Editor’s note: SeafoodSource Contributing Editor Chris Loew attended last week’s Japan International Seafood & Technology Expo. This is his first in a series of stories from the ninth annual event. 

The ninth annual Japan International Seafood & Technology Expo was held on 14 to 15 February at ACT Hall in Osaka together with the Agrifood Expo, a showcase for regional specialty foods.

India’s Marine Products Export Development Authority (MPEDA) participated with a booth, and it seems that its main goal here was to get rid of any impression that Indian standards are not up to Japan’s standards. 

Assistant Director K. Sasidharan Nair presented on “Indian Seafood Industry — Hygiene Management & Export” last Tuesday. The speech included an overview of Indian seafood, hygiene and control measures, systems for exports to the European Union and trade with Japan.

Indian exports have risen dramatically, from USD 1.416 billion in 2000-01 to nearly 2.857 billion in 2010-11. India’s biggest export market are, in order, the EU, United States, Japan, China and Southeast Asia. India’s 432 export processing establishments can process more than 165,000 metric tons of seafood. Of these, 237 are approved for export to the EU. Including approved cold storage establishments raises the number to 268, with 100 in the state of Kerala, where Kochi is a major port. 

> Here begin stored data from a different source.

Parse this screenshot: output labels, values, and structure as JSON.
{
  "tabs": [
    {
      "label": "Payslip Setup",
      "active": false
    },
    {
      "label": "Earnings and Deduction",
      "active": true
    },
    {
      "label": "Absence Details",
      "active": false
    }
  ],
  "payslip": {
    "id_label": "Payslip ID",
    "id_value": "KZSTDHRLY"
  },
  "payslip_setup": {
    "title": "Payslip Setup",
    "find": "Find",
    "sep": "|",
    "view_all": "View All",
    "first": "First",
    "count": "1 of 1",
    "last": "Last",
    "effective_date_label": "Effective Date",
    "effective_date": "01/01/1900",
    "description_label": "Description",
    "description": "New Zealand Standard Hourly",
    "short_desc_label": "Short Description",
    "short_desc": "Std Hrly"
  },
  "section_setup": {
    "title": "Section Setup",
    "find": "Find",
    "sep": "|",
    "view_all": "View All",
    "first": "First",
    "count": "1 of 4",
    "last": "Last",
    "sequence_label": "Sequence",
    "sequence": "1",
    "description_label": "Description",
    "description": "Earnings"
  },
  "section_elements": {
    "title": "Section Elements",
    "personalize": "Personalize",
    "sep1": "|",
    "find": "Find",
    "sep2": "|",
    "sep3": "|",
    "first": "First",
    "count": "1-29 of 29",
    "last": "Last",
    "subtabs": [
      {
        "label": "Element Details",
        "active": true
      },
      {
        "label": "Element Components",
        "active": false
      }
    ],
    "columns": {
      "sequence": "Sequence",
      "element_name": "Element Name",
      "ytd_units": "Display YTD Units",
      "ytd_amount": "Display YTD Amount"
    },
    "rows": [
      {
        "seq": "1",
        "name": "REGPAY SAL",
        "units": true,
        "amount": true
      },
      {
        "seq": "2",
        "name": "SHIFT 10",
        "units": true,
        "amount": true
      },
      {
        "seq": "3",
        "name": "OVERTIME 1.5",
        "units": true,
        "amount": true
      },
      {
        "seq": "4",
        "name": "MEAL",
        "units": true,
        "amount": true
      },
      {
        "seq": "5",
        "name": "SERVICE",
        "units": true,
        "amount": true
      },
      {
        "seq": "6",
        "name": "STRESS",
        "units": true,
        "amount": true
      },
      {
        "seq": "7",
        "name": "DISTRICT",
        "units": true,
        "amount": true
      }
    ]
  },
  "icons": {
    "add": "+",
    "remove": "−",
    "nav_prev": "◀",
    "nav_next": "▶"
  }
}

The hazard analysis and critical control points (HAACP) system is mandatory for all seafood export processing establishments, and a compliance audit is done prior to approval. MPEDA carries out HAACP training based on U.S. Food and Drug Administration curriculum. The training also covers Good Manufacturing Practices (GMPs) and Sanitation Standard Operating Procedures (SSOPs).

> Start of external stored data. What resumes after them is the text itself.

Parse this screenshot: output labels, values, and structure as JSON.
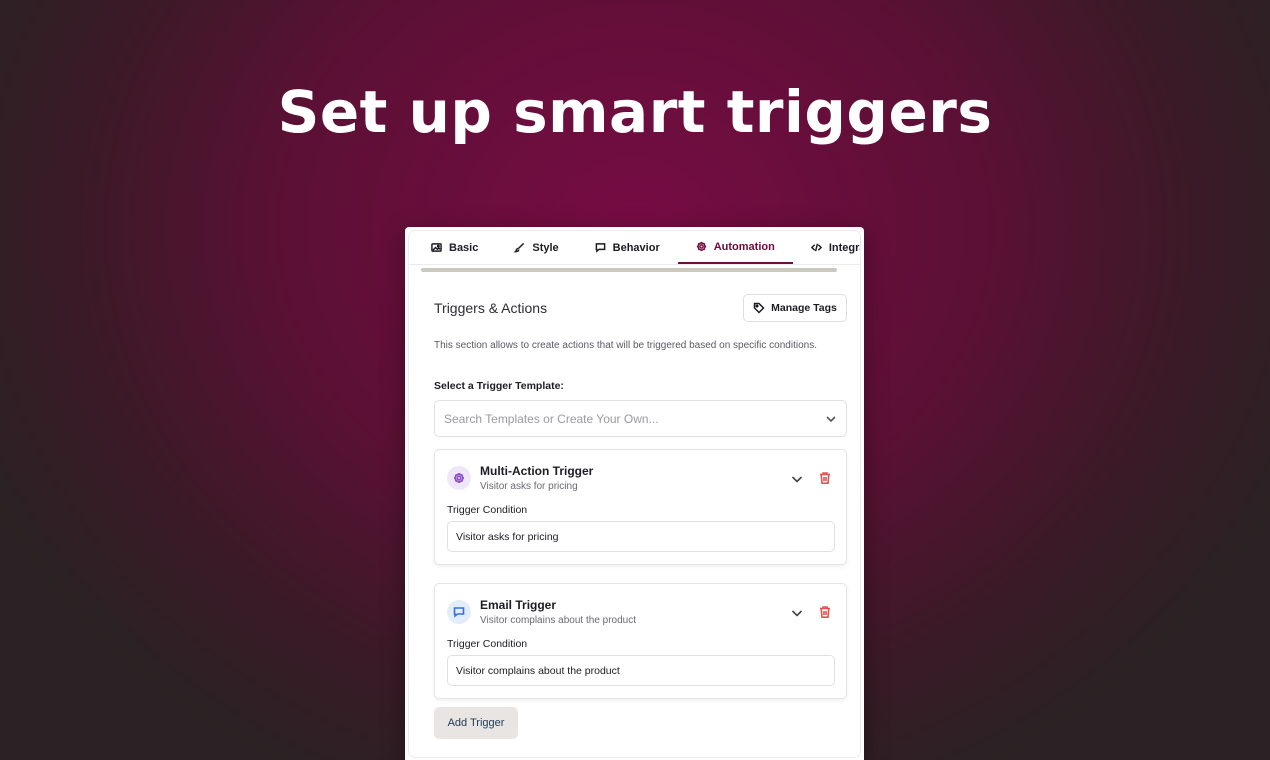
{
  "headline": "Set up smart triggers",
  "tabs": [
    {
      "label": "Basic",
      "icon": "image-icon",
      "active": false
    },
    {
      "label": "Style",
      "icon": "brush-icon",
      "active": false
    },
    {
      "label": "Behavior",
      "icon": "chat-icon",
      "active": false
    },
    {
      "label": "Automation",
      "icon": "gear-icon",
      "active": true
    },
    {
      "label": "Integratio",
      "icon": "code-icon",
      "active": false
    }
  ],
  "section": {
    "title": "Triggers & Actions",
    "manage_tags_label": "Manage Tags",
    "description": "This section allows to create actions that will be triggered based on specific conditions.",
    "select_label": "Select a Trigger Template:",
    "select_placeholder": "Search Templates or Create Your Own..."
  },
  "triggers": [
    {
      "name": "Multi-Action Trigger",
      "subtitle": "Visitor asks for pricing",
      "icon": "gear-icon",
      "icon_color": "#8a4fc7",
      "icon_bg": "#f0e6fa",
      "condition_label": "Trigger Condition",
      "condition_value": "Visitor asks for pricing"
    },
    {
      "name": "Email Trigger",
      "subtitle": "Visitor complains about the product",
      "icon": "chat-icon",
      "icon_color": "#3b6fd6",
      "icon_bg": "#e3ecfb",
      "condition_label": "Trigger Condition",
      "condition_value": "Visitor complains about the product"
    }
  ],
  "add_trigger_label": "Add Trigger",
  "colors": {
    "accent": "#6e0c3c",
    "danger": "#e05454"
  }
}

The largest export item by value is shrimp. While the EU is the largest market, India is only the fifth largest shrimp supplier to Europe. But in Japan, India is the top supplier. Shrimp accounts for 72 percent of the country’s exports to Japan by value in U.S. dollars. 

Nair said the MPEDA has introduced a logo to promote the prime quality of Indian seafood. A long-term goal of the organization is to raise the quality image of Indian seafood through co-branding with major labels, as in its black tiger co-branding in the United States with Houston-based Sysco Corp, the country’s largest foodservice distributor. This will help India to move away from bulk sales and gain consumer acceptance for retail packed items.

India desires technical collaboration with Japan in processing value-added shrimp. The Fishing Boat and System Engineering Association, whose members design fish handling, processing and refrigeration systems on Japanese vessels, was supporting India’s booth activities. Toshiyuki Okano, the association’s chief coordinator, said there’s a project under way with the MPEDA to further raise the sanitary quality of India’s seafood for the Japanese market. 

The MPEDA is a sponsor of the India International Seafood Show to be held on 29 February to 2 March in Chennai.